Jeune photoreporter sportif, Bob Martin était furieux qu’on l’ait envoyé au sommet du tremplin, quelques heures avant le début de la cérémonie d'ouverture des Jeux Olympiques d'hiver de Lillehammer 1994. Transi de froid, le jeune Anglais était convaincu qu'il était en train de rater l’occasion de prouver sa valeur, alors que plus bas, les sujets de reportage ne manquaient pas.

« Au début, j'en avais marre, dit Bob Martin en riant. Je pensais que je ne pourrais prendre qu’une seule photo de là-haut alors qu’à l’époque, je voulais tout photographier. J'étais encore très jeune et mon seul objectif, c'était de prendre 100 photos par jour. Je pensais que seule la quantité primait. »

Comme beaucoup d’autres, les supérieurs de Bob Martin savaient qu'un sauteur à ski assurerait le spectacle durant la cérémonie, et ils avaient donc hâte de voir ce moment immortalisé sur la pellicule. Mais ce qu'ils ignoraient, c'est que la flamme olympique elle-même descendrait la plateforme et déchirerait la nuit étoilée sur plus de 70 mètres.

« J'avais pris des tonnes de photos pas très bonnes avec de longues focales en pointant mon objectif plus bas dans le stade, explique Bob Martin. Et soudain, la flamme a commencé à monter et j'ai pensé : "Mince, elle vient vers nous". »

Heureusement, dans sa tentative de tirer le meilleur parti de ce qu'il croyait être une mauvaise soirée, Bob Martin a entrepris calmement de descendre vers l’endroit d’où allait s’élancer le sauteur.

« Tout en commençant à descendre du tremplin, j’ai discuté avec les agents de sécurité, je leur ai montré mes appareils, je suis resté cordial, et ils m’ont laissé passer », explique Bob Martin. Lorsque tout le stade, et les téléspectateurs de toute la planète en fait, a levé les yeux vers le sauteur à ski norvégien Stein Gruben, Bob Martin se trouvait dans la position idéale.

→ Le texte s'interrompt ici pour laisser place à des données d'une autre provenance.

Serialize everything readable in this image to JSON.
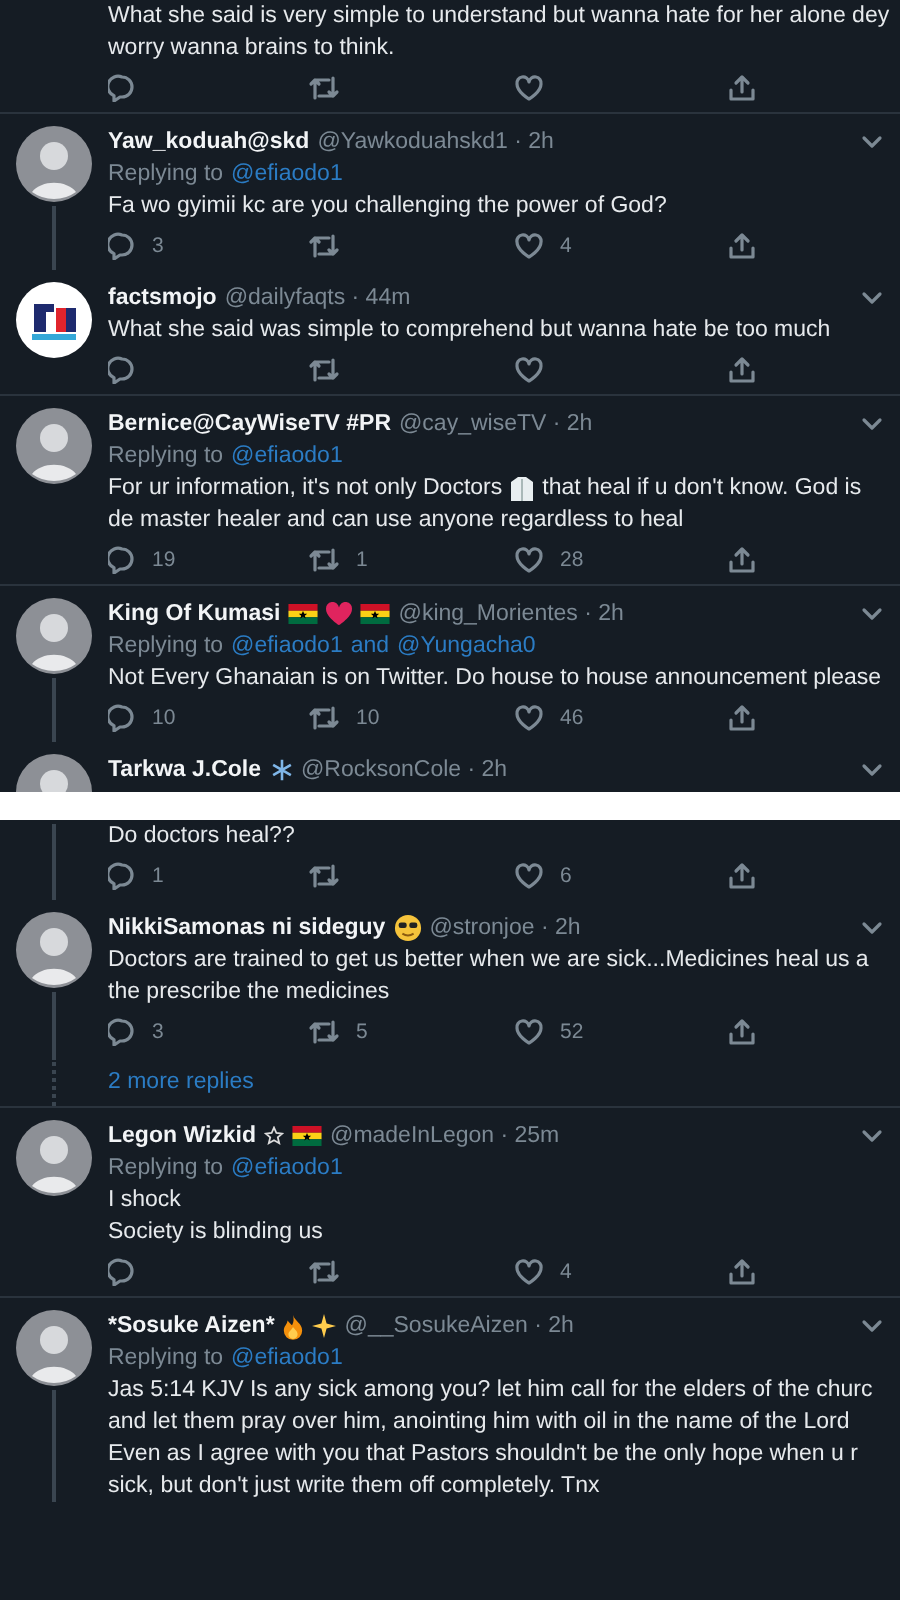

« Au bout de deux heures, j'étais à 10 mètres de lui, au bout de trois heures, à quatre mètres et au moment où il a sauté, je me trouvais à deux mètres, dit le photographe. Je me suis approché au plus près dans les deux dernières minutes, en me disant : "Si j’y vais maintenant, ils ne vont pas me faire dégager ". Alors j'ai sauté deux marches de plus à la dernière minute, j'ai pris la photo et je me suis vite sauvé de là avant que quelqu'un ne se rende compte que j'étais si près. »

L'image qui en résulte n'exprime pas seulement le frisson procuré par une prouesse vertigineuse, mais aussi la nature magique de la nuit elle-même. Martin est très fier d'avoir identifié rapidement ce qu'il fallait et s'être assuré de saisir ces deux éléments en même temps.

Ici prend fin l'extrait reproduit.